International Diabetes Federation (IDF) melaporakan pada tahun 2020 Indonesia menempati posisi ke-7 sebagai negara dengan pengidap diabetes tertinggi. Hal ini sejalan dengan laporan BPJS Kesehatan bahwa beban pengeluaran untuk penyakit tidak menular sudah semakin besar.
Pada 2017, BPJS Kesehatan telah melindungi 10,8 Juta orang atau 5,7 persen peserta Jaminan Kesehatan Nasional (JKN) dengan membayari layanan penyakit katastropik ini. Dan total dana hingga Rp 14,6 triliun atau 21,8 persen dari total anggaran pelayanan kesehatan. Apabila dibandingkan pada tahun 2016, penyakit diabetes telah menghabiskan dana Rp7,7 triliun.
Pemerintah Indonesia telah melaksanakan berbagai intervensi untuk mengontrol laju kenaikan diabetes tersebut, seperti memberikan anjuran dalam batasan konsumsi gula 54-gram sehari. Intervensi tersebut menandakan bahwa pemerintah Indonesia sudah sadar bahwa tingginya konsumsi minuman berpemanis memengaruhi kesehatan termasuk tingginya penyakit diabetes. Namun, intervensi terhadap tingginya penjualan minuman berpemanis di sektor industri masih belum dilakukan.

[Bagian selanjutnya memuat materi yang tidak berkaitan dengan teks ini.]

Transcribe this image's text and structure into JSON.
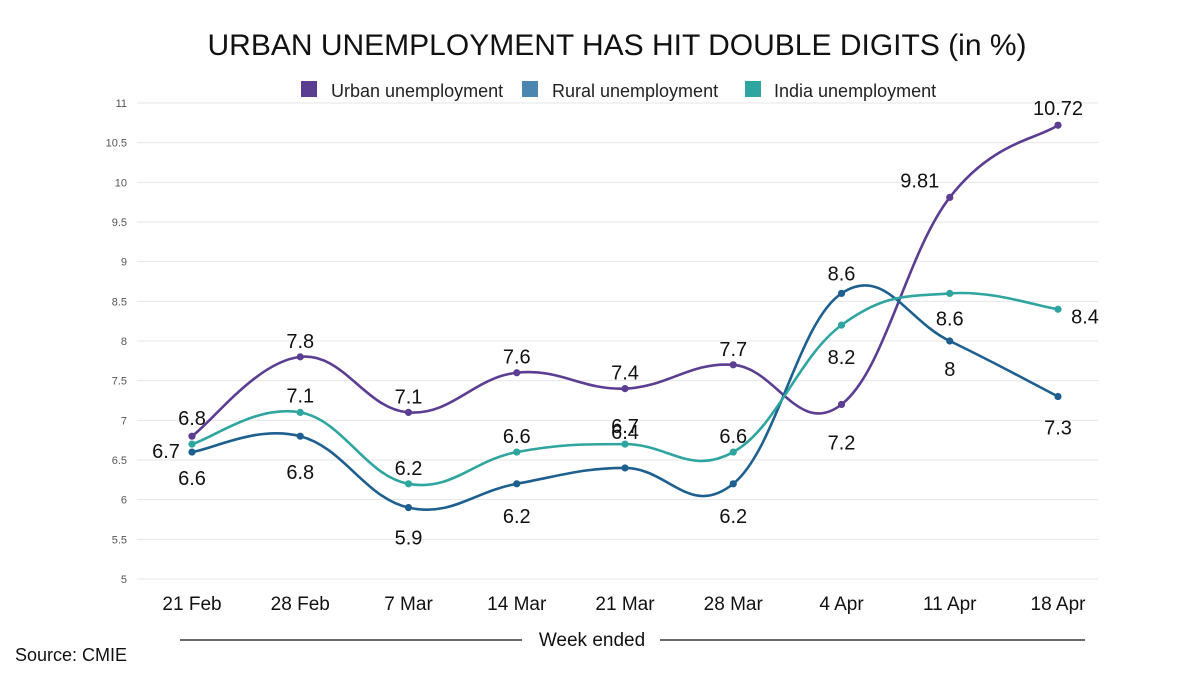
{
  "chart_data": {
    "type": "line",
    "title": "URBAN UNEMPLOYMENT HAS HIT DOUBLE DIGITS (in %)",
    "xlabel": "Week ended",
    "ylabel": "",
    "ylim": [
      5,
      11
    ],
    "yticks": [
      5,
      5.5,
      6,
      6.5,
      7,
      7.5,
      8,
      8.5,
      9,
      9.5,
      10,
      10.5,
      11
    ],
    "grid": true,
    "legend_position": "top",
    "categories": [
      "21 Feb",
      "28 Feb",
      "7 Mar",
      "14 Mar",
      "21 Mar",
      "28 Mar",
      "4 Apr",
      "11 Apr",
      "18 Apr"
    ],
    "series": [
      {
        "name": "Urban unemployment",
        "color": "#5b3d91",
        "values": [
          6.8,
          7.8,
          7.1,
          7.6,
          7.4,
          7.7,
          7.2,
          9.81,
          10.72
        ],
        "labels": [
          "6.8",
          "7.8",
          "7.1",
          "7.6",
          "7.4",
          "7.7",
          "7.2",
          "9.81",
          "10.72"
        ]
      },
      {
        "name": "Rural unemployment",
        "color": "#1d5f8e",
        "values": [
          6.6,
          6.8,
          5.9,
          6.2,
          6.4,
          6.2,
          8.6,
          8.0,
          7.3
        ],
        "labels": [
          "6.6",
          "6.8",
          "5.9",
          "6.2",
          "6.4",
          "6.2",
          "8.6",
          "8",
          "7.3"
        ]
      },
      {
        "name": "India unemployment",
        "color": "#2fa5a0",
        "values": [
          6.7,
          7.1,
          6.2,
          6.6,
          6.7,
          6.6,
          8.2,
          8.6,
          8.4
        ],
        "labels": [
          "6.7",
          "7.1",
          "6.2",
          "6.6",
          "6.7",
          "6.6",
          "8.2",
          "8.6",
          "8.4"
        ]
      }
    ],
    "legend_colors": [
      "#5b3d91",
      "#4a86b0",
      "#2fa5a0"
    ]
  },
  "source": "Source: CMIE"
}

Melihat problematika ini, Pusat Kebijakan Manajemen Kesehatan (PKMK) FKKMK UGM mengeluarkan dokumen kebijakan guna mengatasi masalah yang ditimbulkan oleh konsumsi minuman berpemanis. Salah satu opsi yang disajikan di dokumen kebijakan tersebut ialah pilihan untuk menerapkan kebijakan fiskal untuk mendorong perubahan perilaku dalam mengonsumsi produk yang lebih sehat. Sesuai rekomendasi dari WHO, dokumen ini merupakan rekomendasi untuk pemerintah agar menetapkan kebijakan fiskal untuk menjaga pola konsumsi minuman berpemanis di masyarakat.
Kebijakan fiskal tersebut dapat berupa penerapan pajak untuk minuman berpemanis pada takaran gula tertentu dan nilai pajak tersebut dapat bersifat progresif. Negara Asia Tenggara seperti Thailand, Filipina, Malaysia, dan Singapura telah menerapkan pajak tersebut dengan berbagai variasi. Indonesia sebenarnya telah mencoba untuk menerapkan kebijakan ini pada tahun 2011 dan 2014. Namun, upaya tersebut gagal karena tidak mendapatkan dukungan penuh dari semua kementerian.
Pada tahun 2021 ini, Menteri Keuangan, Sri Mulyani Indrawati, kembali mengeluarkan wacana penerapan cukai pada minuman berpemanis di hadapan Komisi XI DPR RI. Kebijakan tersebut tepat dilakukan untuk mengurangi tingginya konsumsi minuman berpemanis masyarakat Indonesia yang telah mencapai 20,23 liter per orang dan menempati posisi ketiga di Asia Tenggara.
Menurut Relmbuss Fanda, Peneliti PKMK UGM yang turut menyusun dokumen kebijakan tadi, WHO melaporkan bahwa pengenaan pajak atas minuman berpemanis merupakan intervensi yang efektif untuk mengurangi konsumsi gula. Bukti menunjukkan bahwa pajak minuman berpemanis yang menaikkan harga sebesar 20 persen dapat menyebabkan penurunan konsumsi sekitar 20 persen sehingga mencegah obesitas dan diabetes.
Fanda juga menyebut sebuah studi lain turut menunjukkan bahwa penerapan kebijakan fiskal menghasilkan manfaat kesehatan yang substansial dan menghemat biaya perawatan kesehatan. “Biaya perawatan kesehatan bahkan bisa lebih dihemat lebih dari 24 kali lipat dari biaya pelaksanaan pajak minuman manis,” ujarnya.
Salah satu negara yang sudah mengenakan pajak pada minuman berpemanis adalah Inggris. Fanda mengungkapkan kebijakan ini disambut baik oleh perusahaan minuman berpemanis di negara tersebut. Ia menyampaikan bahwa mereka berkompetisi untuk menawarkan produk minuman rendah gula. Perusahaan-perusahaan tersebut tetap menjaga pasar mereka dengan melakukan reformulasi produk minumannya. Akibatnya, industri minuman ringan di Inggris telah memangkas tingkat gula yang ditambahkan ke produk mereka hingga setengahnya.
“Penerapan kebijakan memiliki tujuan utama untuk menghambat masyarakat untuk mengonsumsi minuman berpemanis secara berlebihan. Rencana ini seyogianya perlu didukung oleh berbagai pihak, khususnya dari masyarakat dan para pelaku industri,” pungkasnya.